Episode 29 - VBT in History (1940s): Old-Timey Psychoanalysis Propaganda
In the 1940s, a new ad campaign appeared on the silver screen to promote psychotherapy. Yes, the extant videos are as spectacular as you imagine. In this month's journey through the decades, Carrie and Ben break down archival footage to laugh, marvel, and look curiously at how the American public was sold on psychoanalysis. Now tell me about your mother.
Episode 25 - VBT in History (1930s): Were Lobotomies Ever a Good Idea?
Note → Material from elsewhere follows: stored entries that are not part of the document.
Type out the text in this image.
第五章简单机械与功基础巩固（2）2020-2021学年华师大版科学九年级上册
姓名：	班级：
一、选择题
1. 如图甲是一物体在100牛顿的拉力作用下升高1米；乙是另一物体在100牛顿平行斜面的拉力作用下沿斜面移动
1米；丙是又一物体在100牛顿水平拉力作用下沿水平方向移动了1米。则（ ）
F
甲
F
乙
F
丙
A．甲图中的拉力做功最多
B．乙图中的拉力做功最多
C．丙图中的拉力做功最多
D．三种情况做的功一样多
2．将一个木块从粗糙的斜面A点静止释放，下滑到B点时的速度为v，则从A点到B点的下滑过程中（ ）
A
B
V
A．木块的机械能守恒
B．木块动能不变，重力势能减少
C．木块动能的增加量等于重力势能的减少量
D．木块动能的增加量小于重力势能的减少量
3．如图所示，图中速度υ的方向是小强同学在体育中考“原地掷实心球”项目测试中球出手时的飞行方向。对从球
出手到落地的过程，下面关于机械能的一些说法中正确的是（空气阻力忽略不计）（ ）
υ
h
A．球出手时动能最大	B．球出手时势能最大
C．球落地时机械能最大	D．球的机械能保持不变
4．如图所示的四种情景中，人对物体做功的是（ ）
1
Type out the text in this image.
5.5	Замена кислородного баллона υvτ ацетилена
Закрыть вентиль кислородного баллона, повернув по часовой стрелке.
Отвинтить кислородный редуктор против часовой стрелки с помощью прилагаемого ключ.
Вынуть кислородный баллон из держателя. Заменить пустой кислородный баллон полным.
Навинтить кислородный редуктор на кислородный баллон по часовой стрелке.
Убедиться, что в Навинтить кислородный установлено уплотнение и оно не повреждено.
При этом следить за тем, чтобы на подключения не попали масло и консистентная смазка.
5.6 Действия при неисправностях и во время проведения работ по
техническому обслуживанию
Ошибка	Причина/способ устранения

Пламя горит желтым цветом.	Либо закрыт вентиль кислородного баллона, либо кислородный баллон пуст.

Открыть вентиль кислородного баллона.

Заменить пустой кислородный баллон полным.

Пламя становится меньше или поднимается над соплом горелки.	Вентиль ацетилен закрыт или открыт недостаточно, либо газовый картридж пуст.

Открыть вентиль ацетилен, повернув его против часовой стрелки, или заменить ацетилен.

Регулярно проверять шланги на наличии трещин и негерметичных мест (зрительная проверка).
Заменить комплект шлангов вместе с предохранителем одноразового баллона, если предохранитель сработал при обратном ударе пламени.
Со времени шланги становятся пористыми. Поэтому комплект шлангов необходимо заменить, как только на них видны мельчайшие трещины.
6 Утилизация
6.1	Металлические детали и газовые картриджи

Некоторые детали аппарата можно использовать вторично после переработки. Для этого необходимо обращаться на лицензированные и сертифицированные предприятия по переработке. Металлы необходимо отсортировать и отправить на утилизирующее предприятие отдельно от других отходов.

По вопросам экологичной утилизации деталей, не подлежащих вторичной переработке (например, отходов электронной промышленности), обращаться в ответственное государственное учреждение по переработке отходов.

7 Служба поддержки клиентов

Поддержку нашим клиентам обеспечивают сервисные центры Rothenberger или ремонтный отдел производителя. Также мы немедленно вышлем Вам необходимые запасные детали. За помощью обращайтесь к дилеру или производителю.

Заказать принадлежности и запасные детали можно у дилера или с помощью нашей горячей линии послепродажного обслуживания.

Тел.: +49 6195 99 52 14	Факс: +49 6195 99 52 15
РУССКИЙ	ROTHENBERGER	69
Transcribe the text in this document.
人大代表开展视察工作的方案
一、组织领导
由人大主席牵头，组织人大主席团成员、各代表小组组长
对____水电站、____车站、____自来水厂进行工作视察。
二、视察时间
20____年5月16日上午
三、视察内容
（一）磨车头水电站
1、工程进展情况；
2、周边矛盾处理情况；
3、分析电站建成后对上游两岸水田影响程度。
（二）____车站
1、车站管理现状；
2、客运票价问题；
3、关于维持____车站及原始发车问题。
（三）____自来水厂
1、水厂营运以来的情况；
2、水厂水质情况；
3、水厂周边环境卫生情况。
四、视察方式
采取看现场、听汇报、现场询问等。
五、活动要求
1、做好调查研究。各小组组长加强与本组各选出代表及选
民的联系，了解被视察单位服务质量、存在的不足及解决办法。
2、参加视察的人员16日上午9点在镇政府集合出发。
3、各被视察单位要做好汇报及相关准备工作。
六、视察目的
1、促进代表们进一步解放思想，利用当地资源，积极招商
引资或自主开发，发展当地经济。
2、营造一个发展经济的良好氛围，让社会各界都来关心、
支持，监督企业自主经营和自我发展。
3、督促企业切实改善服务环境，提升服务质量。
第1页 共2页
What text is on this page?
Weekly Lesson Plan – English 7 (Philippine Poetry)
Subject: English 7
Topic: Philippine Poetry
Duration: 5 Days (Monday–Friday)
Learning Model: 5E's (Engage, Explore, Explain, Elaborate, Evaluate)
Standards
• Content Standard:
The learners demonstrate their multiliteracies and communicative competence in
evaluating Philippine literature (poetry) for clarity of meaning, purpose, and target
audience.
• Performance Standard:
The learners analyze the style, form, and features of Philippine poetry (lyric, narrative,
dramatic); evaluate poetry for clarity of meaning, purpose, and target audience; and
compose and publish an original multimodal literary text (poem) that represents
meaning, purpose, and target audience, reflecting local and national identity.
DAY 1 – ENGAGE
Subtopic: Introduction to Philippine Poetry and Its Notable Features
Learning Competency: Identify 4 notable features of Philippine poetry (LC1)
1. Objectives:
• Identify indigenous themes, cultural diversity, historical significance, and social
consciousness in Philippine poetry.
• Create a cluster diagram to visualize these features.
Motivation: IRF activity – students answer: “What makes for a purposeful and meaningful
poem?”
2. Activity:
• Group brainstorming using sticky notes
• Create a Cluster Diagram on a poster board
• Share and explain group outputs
In the 1930s, a handful of aspiring medical luminaries imagined that mental illness could be fixed by cutting into the brain. In this month's history exploration, Carrie and Ben seek to understand why this seemed like a good idea at the time and what led to the procedure being banned a few decades later. When the awarding of a Nobel Prize is subsequently considered "an astounding error of judgment," bad things probably happened.
Episode 21 - VBT in History (1920s): Very Bad Supervision
Dr. Ben "Manfred" Caldwell joins us in make-believe 1920s Berlin to discuss Max Eitingon and the surprising origins of psychotherapy supervision. We also explore examples of bad supervision, why contemporary supervision appears to have no impact on client outcomes, and what supervisors and supervisees can actually do to make our field better.
Episode 16 - VBT in History (1910s): Too Many Eugenicists
Lewis Terman was one of the most influential innovators in educational psychology and IQ testing. He also believed that segregating and sterilizing "feebleminded" individuals - as determined by a biased paradigm of general intelligence - was the necessary path toward a better society.
Episode 12 -VBT in History (1900s): Some A+ Oppression Right There
Adolescent girls should be sent to the country to prepare for housewifery and motherhood. So writes G. Stanley Hall, first president of the American Psychological Association, in 1904. This is the first in a series of monthly episodes exploring very bad therapy in the decades preceding the stories of today. Floating uteruses not included.